Всё это Стасик плёл, ни на чуточку не ослабив ментальный блок, и Колясик к словам его отнёсся легко. Только вдруг с чего-то припомнились строчки Легенды о Последнем из Модераторов: «И поймёт каждый каждого, как себя самого. И почувствует боль его и чаяния. И посочувствует!». Ну и где спрашивается сочувствие Манюни к нему, Колясику? Ведь сто раз просил хотя бы сиськи показать! А старших медиаторов к себе в каморку при пекарне ночевать пускает…
Стасику же сказал:
– Жратва жратвой, а ты подумай лучше, кого на этот раз старшие медиаторы в Озере топить будут?
3.
Фрол рассказывал, тыкая пальцем в обзорные мониторы, а Мишка с интересом слушал.
– Видишь? Это у них медиаторы, типа старейшины, они всем заправляют, – говорил Фрол. – Сейчас у них типа сходняк, решают, кого в озере топить.
– Зачем?
– Сам же говорил – дикие люди.
– И всё же?
Фрол вздохнул и как будто бы в миллионный раз отбарабанил:
– Примерно раз в двадцать пять лет, иногда реже, иногда чаще, озеро над нами входит в фазу нестабильности. А их, дикарей, это почему-то жутко беспокоит. Они тогда кого-нибудь натурально приносят в жертву.
– Как?
– Топят.
– Херассе. А с чего возникает фаза нестабильности?
– Кто бы знал. Но самое интересное, что каждый раз после жертвоприношения, озеро действительно успокаивается.
Мишка задумался и посмотрел на тазик. В тазик капало. Посмотрел в мониторы. Там мелькали какие-то сельские интерьеры.
– А дронов эти дикие люди не замечают?
– Дроны замаскированы под москитов, – терпеливо пояснил Фрол.
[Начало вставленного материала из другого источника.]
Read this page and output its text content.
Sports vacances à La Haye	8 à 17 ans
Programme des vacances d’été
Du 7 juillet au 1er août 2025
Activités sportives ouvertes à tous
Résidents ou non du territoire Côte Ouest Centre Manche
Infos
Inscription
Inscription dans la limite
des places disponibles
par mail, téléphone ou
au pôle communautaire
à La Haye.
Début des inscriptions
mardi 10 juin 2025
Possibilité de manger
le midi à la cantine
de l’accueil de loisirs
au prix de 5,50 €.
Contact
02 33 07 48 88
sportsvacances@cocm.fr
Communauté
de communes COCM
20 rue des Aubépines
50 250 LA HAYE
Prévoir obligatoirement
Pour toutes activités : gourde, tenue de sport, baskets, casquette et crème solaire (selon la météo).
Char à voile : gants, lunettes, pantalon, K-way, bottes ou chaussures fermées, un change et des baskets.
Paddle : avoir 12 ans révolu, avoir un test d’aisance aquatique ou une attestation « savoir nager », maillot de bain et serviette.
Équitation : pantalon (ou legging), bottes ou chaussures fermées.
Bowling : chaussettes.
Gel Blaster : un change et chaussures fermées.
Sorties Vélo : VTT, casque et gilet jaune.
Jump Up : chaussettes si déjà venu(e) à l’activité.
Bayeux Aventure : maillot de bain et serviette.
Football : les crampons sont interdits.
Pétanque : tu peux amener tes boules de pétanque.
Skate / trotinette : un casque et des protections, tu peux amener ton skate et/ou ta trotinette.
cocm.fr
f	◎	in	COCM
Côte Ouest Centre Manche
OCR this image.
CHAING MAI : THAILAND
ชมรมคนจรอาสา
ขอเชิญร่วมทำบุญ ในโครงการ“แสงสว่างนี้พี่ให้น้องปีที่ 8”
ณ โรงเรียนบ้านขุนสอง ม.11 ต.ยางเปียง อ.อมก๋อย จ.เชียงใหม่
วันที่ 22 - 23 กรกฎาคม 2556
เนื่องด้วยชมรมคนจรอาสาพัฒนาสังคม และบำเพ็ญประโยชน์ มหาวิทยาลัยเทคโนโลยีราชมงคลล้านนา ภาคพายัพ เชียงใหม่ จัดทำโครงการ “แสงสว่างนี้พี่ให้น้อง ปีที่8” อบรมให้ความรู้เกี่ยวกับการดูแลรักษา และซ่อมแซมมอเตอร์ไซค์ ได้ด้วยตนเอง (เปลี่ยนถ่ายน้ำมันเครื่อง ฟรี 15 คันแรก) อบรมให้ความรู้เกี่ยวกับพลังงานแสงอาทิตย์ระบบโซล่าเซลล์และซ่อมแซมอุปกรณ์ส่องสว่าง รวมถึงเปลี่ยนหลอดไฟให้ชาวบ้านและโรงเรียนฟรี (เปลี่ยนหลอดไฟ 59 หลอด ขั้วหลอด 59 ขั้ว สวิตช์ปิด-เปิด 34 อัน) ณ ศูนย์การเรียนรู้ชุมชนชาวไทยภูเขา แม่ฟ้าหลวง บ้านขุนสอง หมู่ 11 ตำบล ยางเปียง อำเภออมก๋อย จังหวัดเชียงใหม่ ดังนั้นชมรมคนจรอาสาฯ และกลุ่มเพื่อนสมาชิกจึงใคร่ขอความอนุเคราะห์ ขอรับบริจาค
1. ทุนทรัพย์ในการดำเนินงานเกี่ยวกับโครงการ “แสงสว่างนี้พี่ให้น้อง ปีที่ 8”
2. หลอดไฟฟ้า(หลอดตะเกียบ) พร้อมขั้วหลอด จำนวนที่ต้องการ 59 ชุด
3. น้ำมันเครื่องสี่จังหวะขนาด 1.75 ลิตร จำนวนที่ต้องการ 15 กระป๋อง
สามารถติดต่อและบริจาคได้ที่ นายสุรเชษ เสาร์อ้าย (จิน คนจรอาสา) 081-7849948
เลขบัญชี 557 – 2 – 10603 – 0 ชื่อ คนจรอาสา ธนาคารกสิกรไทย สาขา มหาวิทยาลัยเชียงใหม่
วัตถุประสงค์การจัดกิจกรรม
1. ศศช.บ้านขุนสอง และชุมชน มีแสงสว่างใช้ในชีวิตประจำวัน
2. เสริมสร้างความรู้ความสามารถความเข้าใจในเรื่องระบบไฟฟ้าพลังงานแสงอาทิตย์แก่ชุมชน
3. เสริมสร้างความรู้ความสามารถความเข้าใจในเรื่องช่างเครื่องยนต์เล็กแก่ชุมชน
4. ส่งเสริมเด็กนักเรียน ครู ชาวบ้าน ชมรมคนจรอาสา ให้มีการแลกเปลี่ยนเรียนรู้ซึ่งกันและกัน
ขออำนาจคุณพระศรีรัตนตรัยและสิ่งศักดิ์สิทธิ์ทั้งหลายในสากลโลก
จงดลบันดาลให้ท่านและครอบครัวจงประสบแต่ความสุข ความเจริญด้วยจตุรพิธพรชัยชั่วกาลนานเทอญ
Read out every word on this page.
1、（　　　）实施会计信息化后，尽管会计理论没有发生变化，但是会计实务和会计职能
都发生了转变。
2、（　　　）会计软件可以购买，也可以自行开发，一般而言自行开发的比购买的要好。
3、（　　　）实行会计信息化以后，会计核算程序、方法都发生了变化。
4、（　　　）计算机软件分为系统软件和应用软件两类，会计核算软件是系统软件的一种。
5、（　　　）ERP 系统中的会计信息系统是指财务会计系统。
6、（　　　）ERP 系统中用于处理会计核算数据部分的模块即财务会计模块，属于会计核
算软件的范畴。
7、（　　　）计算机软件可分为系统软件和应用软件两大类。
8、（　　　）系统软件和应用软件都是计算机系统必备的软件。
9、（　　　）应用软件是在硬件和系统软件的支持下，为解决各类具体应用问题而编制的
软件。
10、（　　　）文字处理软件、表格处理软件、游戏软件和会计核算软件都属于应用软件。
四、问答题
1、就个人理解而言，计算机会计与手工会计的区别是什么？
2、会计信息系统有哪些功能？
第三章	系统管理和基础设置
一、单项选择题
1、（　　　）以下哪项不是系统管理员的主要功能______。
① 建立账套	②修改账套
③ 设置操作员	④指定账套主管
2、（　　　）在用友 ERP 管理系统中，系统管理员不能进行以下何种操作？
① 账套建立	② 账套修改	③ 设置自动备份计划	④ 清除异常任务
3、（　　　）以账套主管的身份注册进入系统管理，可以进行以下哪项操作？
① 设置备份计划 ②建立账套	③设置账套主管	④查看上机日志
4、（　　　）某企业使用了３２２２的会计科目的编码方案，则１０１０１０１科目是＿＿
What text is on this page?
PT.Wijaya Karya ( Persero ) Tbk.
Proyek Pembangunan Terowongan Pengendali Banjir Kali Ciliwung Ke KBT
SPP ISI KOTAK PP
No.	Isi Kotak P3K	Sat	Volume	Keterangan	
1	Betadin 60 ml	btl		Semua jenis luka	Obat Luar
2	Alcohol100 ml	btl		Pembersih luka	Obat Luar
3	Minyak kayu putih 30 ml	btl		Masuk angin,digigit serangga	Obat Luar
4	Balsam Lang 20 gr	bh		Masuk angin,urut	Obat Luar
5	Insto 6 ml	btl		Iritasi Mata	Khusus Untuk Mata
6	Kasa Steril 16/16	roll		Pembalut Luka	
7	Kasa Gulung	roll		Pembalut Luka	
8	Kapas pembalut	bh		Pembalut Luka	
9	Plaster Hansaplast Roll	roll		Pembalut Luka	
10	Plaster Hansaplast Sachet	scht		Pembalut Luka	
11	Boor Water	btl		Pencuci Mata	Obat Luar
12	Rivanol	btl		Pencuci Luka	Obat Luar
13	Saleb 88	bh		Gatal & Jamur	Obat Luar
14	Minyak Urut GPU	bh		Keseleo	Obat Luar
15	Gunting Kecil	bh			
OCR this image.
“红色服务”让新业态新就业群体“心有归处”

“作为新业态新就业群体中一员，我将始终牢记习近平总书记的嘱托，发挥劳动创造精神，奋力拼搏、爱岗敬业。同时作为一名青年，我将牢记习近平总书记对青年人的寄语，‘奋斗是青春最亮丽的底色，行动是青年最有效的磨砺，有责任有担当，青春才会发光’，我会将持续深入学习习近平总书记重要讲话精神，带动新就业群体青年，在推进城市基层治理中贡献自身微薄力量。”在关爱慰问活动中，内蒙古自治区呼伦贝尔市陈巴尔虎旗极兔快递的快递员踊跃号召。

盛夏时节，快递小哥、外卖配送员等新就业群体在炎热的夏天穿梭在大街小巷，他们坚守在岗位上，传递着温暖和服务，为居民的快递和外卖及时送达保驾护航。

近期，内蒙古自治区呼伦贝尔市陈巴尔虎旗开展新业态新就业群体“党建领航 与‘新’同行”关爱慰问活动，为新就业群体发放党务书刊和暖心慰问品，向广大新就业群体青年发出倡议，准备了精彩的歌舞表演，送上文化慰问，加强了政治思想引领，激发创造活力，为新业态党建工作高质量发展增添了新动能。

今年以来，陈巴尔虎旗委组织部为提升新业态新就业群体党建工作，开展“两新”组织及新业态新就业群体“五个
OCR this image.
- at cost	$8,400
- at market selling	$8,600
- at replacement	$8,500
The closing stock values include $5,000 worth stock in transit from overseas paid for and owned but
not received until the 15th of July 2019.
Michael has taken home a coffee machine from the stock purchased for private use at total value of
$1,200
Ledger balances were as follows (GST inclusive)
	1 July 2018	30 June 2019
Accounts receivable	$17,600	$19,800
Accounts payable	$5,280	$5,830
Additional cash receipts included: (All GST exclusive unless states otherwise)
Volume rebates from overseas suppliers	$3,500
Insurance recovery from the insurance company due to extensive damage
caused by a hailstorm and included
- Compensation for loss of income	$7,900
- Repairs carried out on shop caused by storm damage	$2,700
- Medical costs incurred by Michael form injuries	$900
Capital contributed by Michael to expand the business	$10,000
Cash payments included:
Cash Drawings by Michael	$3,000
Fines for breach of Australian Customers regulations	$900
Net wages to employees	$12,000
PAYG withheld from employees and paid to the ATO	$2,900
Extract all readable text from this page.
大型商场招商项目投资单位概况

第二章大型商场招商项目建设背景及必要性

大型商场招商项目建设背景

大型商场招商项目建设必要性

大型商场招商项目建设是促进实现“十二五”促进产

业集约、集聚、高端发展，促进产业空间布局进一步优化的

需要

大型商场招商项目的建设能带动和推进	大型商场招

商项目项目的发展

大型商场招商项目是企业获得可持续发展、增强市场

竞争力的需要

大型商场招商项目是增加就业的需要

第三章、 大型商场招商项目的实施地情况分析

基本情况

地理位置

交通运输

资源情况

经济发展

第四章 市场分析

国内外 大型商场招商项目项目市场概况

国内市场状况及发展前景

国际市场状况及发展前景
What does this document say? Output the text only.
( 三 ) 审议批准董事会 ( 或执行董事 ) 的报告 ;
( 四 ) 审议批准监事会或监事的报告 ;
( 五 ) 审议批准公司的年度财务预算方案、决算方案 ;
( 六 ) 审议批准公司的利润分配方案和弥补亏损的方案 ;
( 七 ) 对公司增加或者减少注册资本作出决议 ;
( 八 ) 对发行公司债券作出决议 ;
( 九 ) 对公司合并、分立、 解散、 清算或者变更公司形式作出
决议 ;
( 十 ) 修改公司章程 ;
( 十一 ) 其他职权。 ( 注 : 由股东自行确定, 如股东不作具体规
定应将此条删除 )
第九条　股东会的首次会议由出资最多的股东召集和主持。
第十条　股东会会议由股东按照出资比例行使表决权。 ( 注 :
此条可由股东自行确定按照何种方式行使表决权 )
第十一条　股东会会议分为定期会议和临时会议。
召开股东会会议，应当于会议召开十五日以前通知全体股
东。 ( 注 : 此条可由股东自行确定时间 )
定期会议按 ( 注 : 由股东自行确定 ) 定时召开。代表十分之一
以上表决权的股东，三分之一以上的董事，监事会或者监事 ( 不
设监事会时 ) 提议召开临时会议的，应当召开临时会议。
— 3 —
Мишка ещё пристальней вгляделся в монитор. В полутёмном помещении, при виде которого припоминалось слово «хижина», кружком сидели на корточках волосатые и бородатые старики. Штук десять. И не скажешь на первый взгляд, что злостные утопители. Нормальные такие, с виду мирные, улыбаются. И разговаривают между собой очень-очень вежливо. Даже как будто бы подобострастно.